Jumat, 03 Dec 2021
Radar Jombang
Home / Politik & Pemerintahan
icon featured
Politik & Pemerintahan

DPPKB-PPPA Jombang Gelar Bimtek Standarisasi SRA Hari Terakhir

26 November 2021, 08: 30: 59 WIB | editor : Rojiful Mamduh

DPPKB-PPPA Jombang Gelar Bimtek Standarisasi SRA Hari Terakhir

Share this      

JOMBANG – Bimtek sekolah ramah anak kemarin merupakan hari terakhir. 20 sekolah terakhir datang ke Ruang Rapat Dinas Pengendalian Penduduk dan Keluarga Berencana Pemberdayaan Perempuan dan Perlindungan Anak (DPPKB-PPPA) Jombang. Diharapkan, sekolah mampu menyerap materi yang diberikan dan segera diterapkan di sekolah masing-masing.

”Mudah-mudahan materinya sampai, dan memperbaiki standar SRA di sekolah masing-masing,” ungkap Nurkamalia, kepala DPPKB PPPA Jombang.

Hari terakhir kemarin, yang mengikuti ialah MTs Nurul Quran, MTs Darul Ulum Bandung, MTs AL Anwar Paculgowang, MTs Salafiyah Syafiiyah, MTs Darussalam Ngesong, MA Muallimin Muallimat, MA Unggulan Darul Ulum Rejoso, MA Madrasatul Quran, MA Perguruan Muallimat, MA Fatah Hasyim Bahrul Ulum, MA Salafiyah Syafiiyah Tebuireng, MA Unggulan KH Abd Wahab Hasbulloh, MA Hasyim Asy’ari, MA Ihsanniat, MA Darul Faizin, MA AL Anwar Paculgowang, MA Nurul Quran, MA Al Bairuny, MA Darussalam Ngesong, MA Ghozaliyah.

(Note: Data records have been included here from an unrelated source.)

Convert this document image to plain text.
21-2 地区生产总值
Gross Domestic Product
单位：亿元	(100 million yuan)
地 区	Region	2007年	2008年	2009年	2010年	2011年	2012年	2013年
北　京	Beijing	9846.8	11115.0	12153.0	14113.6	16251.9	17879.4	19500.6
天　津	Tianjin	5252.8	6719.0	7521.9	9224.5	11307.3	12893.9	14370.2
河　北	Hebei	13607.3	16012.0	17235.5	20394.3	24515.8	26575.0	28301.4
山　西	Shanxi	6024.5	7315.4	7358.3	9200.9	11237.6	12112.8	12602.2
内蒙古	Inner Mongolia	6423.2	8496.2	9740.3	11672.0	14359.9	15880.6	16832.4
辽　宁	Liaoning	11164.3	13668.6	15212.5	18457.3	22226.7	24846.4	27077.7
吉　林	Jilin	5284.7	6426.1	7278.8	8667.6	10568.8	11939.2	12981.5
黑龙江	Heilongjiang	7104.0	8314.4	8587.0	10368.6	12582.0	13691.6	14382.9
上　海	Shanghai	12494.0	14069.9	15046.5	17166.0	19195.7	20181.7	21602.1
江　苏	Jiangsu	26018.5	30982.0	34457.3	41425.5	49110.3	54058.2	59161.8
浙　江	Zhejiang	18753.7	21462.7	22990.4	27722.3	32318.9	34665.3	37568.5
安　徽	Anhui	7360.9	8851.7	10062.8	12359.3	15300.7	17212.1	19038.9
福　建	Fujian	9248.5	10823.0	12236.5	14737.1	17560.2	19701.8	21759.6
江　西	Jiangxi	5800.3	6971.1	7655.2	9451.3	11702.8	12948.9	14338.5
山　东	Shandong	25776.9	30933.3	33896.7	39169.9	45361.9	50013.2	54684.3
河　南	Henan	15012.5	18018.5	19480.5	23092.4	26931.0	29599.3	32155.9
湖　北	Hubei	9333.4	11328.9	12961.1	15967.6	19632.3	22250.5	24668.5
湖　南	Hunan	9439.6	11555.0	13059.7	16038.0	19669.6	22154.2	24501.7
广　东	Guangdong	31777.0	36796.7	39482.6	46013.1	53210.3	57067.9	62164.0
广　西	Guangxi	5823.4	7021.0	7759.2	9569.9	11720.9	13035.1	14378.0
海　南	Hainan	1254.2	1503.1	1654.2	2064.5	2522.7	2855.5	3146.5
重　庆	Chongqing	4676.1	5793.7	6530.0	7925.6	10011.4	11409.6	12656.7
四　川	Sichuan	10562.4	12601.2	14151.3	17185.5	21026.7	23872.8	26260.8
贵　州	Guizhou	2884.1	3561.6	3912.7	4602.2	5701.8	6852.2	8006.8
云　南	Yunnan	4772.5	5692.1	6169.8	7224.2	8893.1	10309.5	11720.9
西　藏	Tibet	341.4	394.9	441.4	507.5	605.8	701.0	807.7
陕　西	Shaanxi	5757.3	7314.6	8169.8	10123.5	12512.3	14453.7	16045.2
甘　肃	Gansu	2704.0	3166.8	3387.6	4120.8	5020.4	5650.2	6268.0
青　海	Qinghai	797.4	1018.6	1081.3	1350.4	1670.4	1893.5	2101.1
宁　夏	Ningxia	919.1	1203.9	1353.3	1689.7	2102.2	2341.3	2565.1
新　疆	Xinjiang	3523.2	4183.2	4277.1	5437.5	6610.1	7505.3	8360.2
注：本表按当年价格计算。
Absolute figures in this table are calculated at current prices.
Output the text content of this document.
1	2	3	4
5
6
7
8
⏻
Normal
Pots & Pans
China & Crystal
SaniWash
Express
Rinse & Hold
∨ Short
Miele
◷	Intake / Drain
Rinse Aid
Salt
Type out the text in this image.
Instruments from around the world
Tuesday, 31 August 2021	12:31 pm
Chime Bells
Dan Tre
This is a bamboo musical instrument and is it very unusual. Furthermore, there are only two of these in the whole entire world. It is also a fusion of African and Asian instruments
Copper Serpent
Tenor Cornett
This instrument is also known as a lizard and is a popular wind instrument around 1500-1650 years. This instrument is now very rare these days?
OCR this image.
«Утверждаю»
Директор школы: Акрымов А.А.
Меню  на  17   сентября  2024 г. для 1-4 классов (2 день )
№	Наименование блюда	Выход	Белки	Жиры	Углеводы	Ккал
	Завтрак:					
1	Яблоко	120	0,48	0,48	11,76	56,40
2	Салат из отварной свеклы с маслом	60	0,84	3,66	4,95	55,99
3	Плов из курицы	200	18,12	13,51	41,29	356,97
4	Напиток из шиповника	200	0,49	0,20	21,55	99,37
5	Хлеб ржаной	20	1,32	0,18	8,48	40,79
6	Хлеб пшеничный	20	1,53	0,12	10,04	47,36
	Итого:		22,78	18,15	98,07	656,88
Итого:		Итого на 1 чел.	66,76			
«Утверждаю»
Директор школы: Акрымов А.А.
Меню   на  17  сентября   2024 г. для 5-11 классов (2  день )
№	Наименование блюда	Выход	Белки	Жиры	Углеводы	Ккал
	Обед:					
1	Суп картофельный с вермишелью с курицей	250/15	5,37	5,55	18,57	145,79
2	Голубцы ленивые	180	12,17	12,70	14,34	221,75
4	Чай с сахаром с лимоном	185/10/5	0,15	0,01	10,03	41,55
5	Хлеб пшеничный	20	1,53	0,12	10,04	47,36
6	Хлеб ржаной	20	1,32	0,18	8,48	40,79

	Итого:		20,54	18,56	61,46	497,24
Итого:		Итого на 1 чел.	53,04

Baca juga: Mendag Dorong Pelaku Usaha Manfaatkan Tren Pertubuhan Ekonomi Hijau

DPPKB-PPPA Jombang Gelar Bimtek Standarisasi SRA Hari Terakhir

Standarisasi merupakan proses merencanakan, merumuskan, menetapkan, memberlakukan, memelihara dan mengawasi standar yang dilaksanakan secara tertib dan bekerjasama dengan pemangku kepentingan. Sedangkan dalam kepentingan SRA, standarisasi dapat dirasakan berbagai pihak, mulai dari peserta didik juga wali murid. Mereka akan merasakan kecocokan layanan di SRA manapun yang dikunjungi.

Bagi pemerintah, standarisasi memiliki manfaat untuk memudahkan identifikasi kebutuhan sumberdaya secara nasional melalui pengadaan barang dan jasa secara terpusat dengan spesifikasi yang sama. Sedangkan dalam konteks kabupaten layak anak, standarisasi SRA turut mempercepat upaya pemenuhan indikator-indikator kabupaten layak anak.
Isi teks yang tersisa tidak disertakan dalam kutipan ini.